Konsensus Skrining Kanker Paru Nasional Diluncurkan, Cegah Kanker Lebih Awal
Berdasarkan prevalensi global dari American Lung Cancer Association saja, 90 persen pasien kanker paru data dengan stadium lanjut.
Penulis: Aisyah Nursyamsi
Editor: Willem Jonata
Laporan Wartawan Tribunnews.com, Aisyah Nursyamsi
TRIBUNNEWS.COM, JAKARTA – Yayasan Kanker Indonesia, dengan AstraZeneca, Indonesian Association for the Study on Thoracic Oncology (IASTO), dan Perhimpunan Dokter Paru Indonesia (PDPI), luncurkan 'Konsensus Skrining Kanker Paru Indonesia.'
Peluncuran konsensus bersamaa dengan rangka memperingati Hari Kanker Paru Sedunia 2023.
Salah satu rekomendasi dalam Konsensus Nasional baru adalah mengenai Skrining Kanker Paru.

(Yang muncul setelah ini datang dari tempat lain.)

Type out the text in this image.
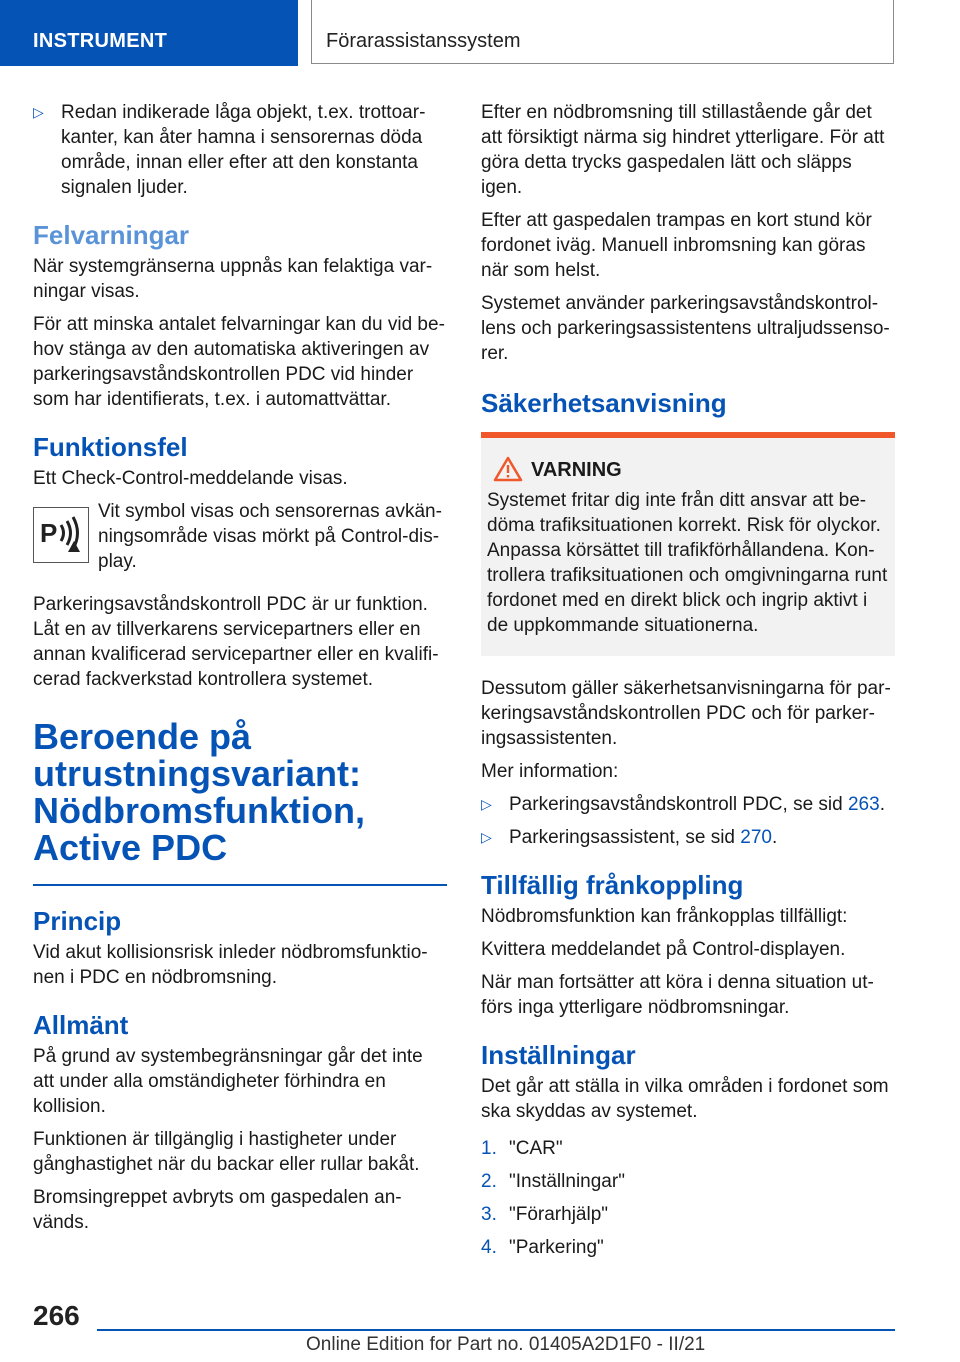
INSTRUMENT	Förarassistanssystem
▷ Redan indikerade låga objekt, t.ex. trottoarkanter, kan åter hamna i sensorernas döda område, innan eller efter att den konstanta signalen ljuder.
Felvarningar

När systemgränserna uppnås kan felaktiga varningar visas.

För att minska antalet felvarningar kan du vid behov stänga av den automatiska aktiveringen av parkeringsavståndskontrollen PDC vid hinder som har identifierats, t.ex. i automattvättar.

Funktionsfel

Ett Check-Control-meddelande visas.

P

Vit symbol visas och sensorernas avkänningsområde visas mörkt på Control-display.

Parkeringsavståndskontroll PDC är ur funktion. Låt en av tillverkarens servicepartners eller en annan kvalificerad servicepartner eller en kvalificerad fackverkstad kontrollera systemet.

Beroende på utrustningsvariant: Nödbromsfunktion, Active PDC
Princip

Vid akut kollisionsrisk inleder nödbromsfunktionen i PDC en nödbromsning.

Allmänt

På grund av systembegränsningar går det inte att under alla omständigheter förhindra en kollision.

Funktionen är tillgänglig i hastigheter under gånghastighet när du backar eller rullar bakåt.

Bromsingreppet avbryts om gaspedalen används.

Efter en nödbromsning till stillastående går det att försiktigt närma sig hindret ytterligare. För att göra detta trycks gaspedalen lätt och släpps igen.

Efter att gaspedalen trampas en kort stund kör fordonet iväg. Manuell inbromsning kan göras när som helst.

Systemet använder parkeringsavståndskontrollens och parkeringsassistentens ultraljudssensorer.

Säkerhetsanvisning
VARNING

Systemet fritar dig inte från ditt ansvar att bedöma trafiksituationen korrekt. Risk för olyckor. Anpassa körsättet till trafikförhållandena. Kontrollera trafiksituationen och omgivningarna runt fordonet med en direkt blick och ingrip aktivt i de uppkommande situationerna.

Dessutom gäller säkerhetsanvisningarna för parkeringsavståndskontrollen PDC och för parkeringsassistenten.

Mer information:

▷ Parkeringsavståndskontroll PDC, se sid 263.
▷ Parkeringsassistent, se sid 270.
Tillfällig frånkoppling

Nödbromsfunktion kan frånkopplas tillfälligt:

Kvittera meddelandet på Control-displayen.

När man fortsätter att köra i denna situation utförs inga ytterligare nödbromsningar.

Inställningar

Det går att ställa in vilka områden i fordonet som ska skyddas av systemet.

1. "CAR"
2. "Inställningar"
3. "Förarhjälp"
4. "Parkering"
266
Online Edition for Part no. 01405A2D1F0 - II/21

Terkait skrining ini, Presiden Direktur AstraZeneca,Se Whan Chon, menekankan penting untuk meningkatkan tingkat diagnosis yang rendah.
Berdasarkan prevalensi global dari American Lung Cancer Association saja, 90 persen pasien kanker paru data dengan stadium lanjut.
“Padahal, ketika kanker paru-paru terdeteksi pada stadium 1 dan 2, tingkat kelangsungan hidup meningkat secara signifikan," ungkap Se Whan pada peluncuran konsensus skrining kanker paru-paru di Jakarta, Rabu (23/8/2023).
Selain itu, biaya terapi berkurang secara signifikan bagi pasien dan pemerintah.
Lebih lanjut, para ahli mendorong peralihan dari sinar-X dada yang tradisional menjadi prosedur yang lebih canggih.
Dikenal sebagai tomografi komputer berdosis rendah (LDCT),3.
Menggunakan komputer dengan sinar-X berdosis rendah untuk menghasilkan serangkaian gambar dan dapat membantu mendeteksi kelainan paru-paru, termasuk tumor.
Baca juga: Orang Merokok Berisiko 15 Hingga 30 Kali Lebih Tinggi Menderita Kanker Paru-paru
Empat Uji klinis di Amerika Serikat yang melibatkan lebih dari 50.000 peserta telah menunjukkan penurunan relatif 20 persen dalam kematian akibat kanker paru dengan skrining LDCT.
Dengan terobosan teknologi baru, skrining kanker paru dapat dibantu dengan kecerdasan buatan.
Melibatkan penggunaan algoritma komputer dan teknik pembelajaran mesin untuk menganalisis data gambar medis.
Seperti CT scan atau sinar-X dada, atau gambar relevan lainnya.
Algoritma kecerdasan buatan ini dapat membantu dalam mendeteksi nodul paru-paru, lesi.
Atau pola yang mencurigakan yang dapat mengindikasikan keberadaan kanker paru pada populasi berisiko tinggi.
Direktur pencegahan dan pengendalian penyakit tidak menular Kementerian Kesehatan TDr. Eva Susanti, S. Kp, M.Kes pun turut memberikan apresiasi.
“Kami mengapresiasi upaya Yayasan Kanker Indonesia, AstraZeneca, PDPI, dan IASTO secara bersama sama agar kita dapat meningkatkan program skrining nasional untuk kanker paru-paru," kata dr Eva pada kesempatan yang sama.
Menurutnya ada beberapa hal penting yg harus dilakukan, yaitu fokus pada identifikasi populasi berisiko tinggi melalui adopsi Kuesioner Profil Risiko Kanker Paru.
Lalu, eksplorasi potensi penggunaan teknologi inovatif seperti CT scan berdosis rendah.
"Dan kecerdasan buatan untuk membantu radiolog dalam mengidentifikasi pertumbuhan yang berpotensi kanker pada tahap awal. Sehingga pasien kanker paru dapat dideteksi dan diobati lebih awal," tutupnya.